Some Bitcoin (BTC) investors are pinning their hopes on US financial regulators approving a long-mooted Bitcoin spot Exchange Traded Fund (ETF). This would mean investors could buy exposure to Bitcoin on the US stock market, watching their investment grow when the Bitcoin price rises and shrink when the price falls.
Glen Goodman, author of The Crypto Trader, thinks ETFs will play a big role in the coming months: “This is a huge deal because a lot of traditional investors are understandably nervous about buying Bitcoin on unregulated crypto exchanges. If they could buy it on a trusted, regulated stock exchange, it would encourage a lot more ordinary people and big fund managers to invest in Bitcoin.
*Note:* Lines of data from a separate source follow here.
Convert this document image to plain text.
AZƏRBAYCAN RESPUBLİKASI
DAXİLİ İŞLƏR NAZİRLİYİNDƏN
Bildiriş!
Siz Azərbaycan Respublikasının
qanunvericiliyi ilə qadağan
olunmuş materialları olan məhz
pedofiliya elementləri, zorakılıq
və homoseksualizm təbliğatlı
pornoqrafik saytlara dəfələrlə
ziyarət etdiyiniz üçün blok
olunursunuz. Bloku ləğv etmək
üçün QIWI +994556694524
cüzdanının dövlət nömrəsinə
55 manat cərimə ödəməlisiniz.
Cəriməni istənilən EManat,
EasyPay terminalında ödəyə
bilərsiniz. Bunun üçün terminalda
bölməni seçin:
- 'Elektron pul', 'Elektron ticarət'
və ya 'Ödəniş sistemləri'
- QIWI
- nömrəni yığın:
“Blackrock, the world’s largest asset manager, is one of the companies hoping to launch a Bitcoin ETF. So this is seriously big business, and the price of Bitcoin has been rising in anticipation of a boom in demand.”
Meanwhile, as the amount of BTC earned from mining Bitcoin set a new record in November, the countdown to the next ‘halving’ is now in its final months.
Bitcoin rewards reached approximately £34 million this month, beating the previous record of £33 million, set in May.
But April 2024 will mark a once-every-four-years event that effectively halves the rate of the cryptocurrency’s supply as the reward miners earn for adding a block to the Bitcoin blockchain is halved.
From that point, the current reward of 6.25BTC will fall to 3.125BTC, massively reducing the rate at which new coins are minted.
In the 12 months prior to the last halving in 2020, the price of Bitcoin rose 83% from around £3,000 to roughly £5,500 as speculators bet on the supply squeeze pushing up the value of the asset in a sort of self-fulfilling prophecy.
And, in the three months after the 2020 halving, the price of Bitcoin went up from £5,052 to £7,411, representing a 46% increase.
In April this year, 2023, Bitcoin traded for around £22,000. As of the time of writing (November 2023), one Bitcoin is valued at approximately £29,500.
If current prices were to hold and we saw the same kind of post-halving rally in 2024 as we did in 2020, prices could hit £43,000 – levels we haven’t seen since November of 2021.
Reflecting further widespread warming to crypto assets beyond Bitcoin, HSBC has partnered with Swiss crypto safekeeping company Metaco to offer a digital assets custody service.
The service will focus on tokenised securities for institutional investors. Tokenised securities are when ownership of a security (such as an equity or a bond) is materialised through the issuance of a token registered on a blockchain.
Once launched in 2024, the service will complement HSBC Orion, the bank’s platform for issuing digital assets, as well as its recently launched offering for tokenised physical gold.
The increasing regulation and policing of crypto markets could also be a boon next year, adding more legitimacy to an industry not renowned for its safeguarding.
For example, the UK government recently announced an agreement with 48 countries to tackle the problem of people using crypto to avoid tax.
Under the Crypto-Asset Reporting Framework (CARF), crypto platforms will need to start sharing taxpayer information with tax authorities. Work on getting CARF ready for its 2027 launch will begin in 2024.
Victoria Atkins, financial secretary to the UK Treasury, said: “We will not allow criminals to use crypto to avoid paying their fair share.”
Investors warming up, inflation cooling down
The increasing credibility being lent to crypto markets by the likes of Blackrock, major banks and regulators appears to be boosting investor sentiment. Crypto could go from strength to strength in 2024 if this continues.
Fear and greed indices are sometimes used to gauge investor sentiment and appetite. Such indices can give us a sense of how investors are likely to act and the impact that might have on markets.
The widely cited crypto fear and greed index at alternative.me currently has a score of 69, indicating greed. This is up from last month’s fear-indicative score of 45 and a prolonged period of fear.
While far from an exact science, it could foreshadow a surge in demand that might put upward pressure on prices.
The cooling-off of inflation in the US, and its implications for interest rates, is sure to have an effect on crypto into the New Year too.
On 14 November the US Federal Reserve announced inflation had fallen to 3.2% in October, down from 3.7% in September. The figure was slightly lower than expected and saw the prices of US stocks and bonds jump.
With inflation largely tamed in the US and interest rates unlikely to rise as a result, the squeeze that characterised much of 2023 may be over, which means prices could rise.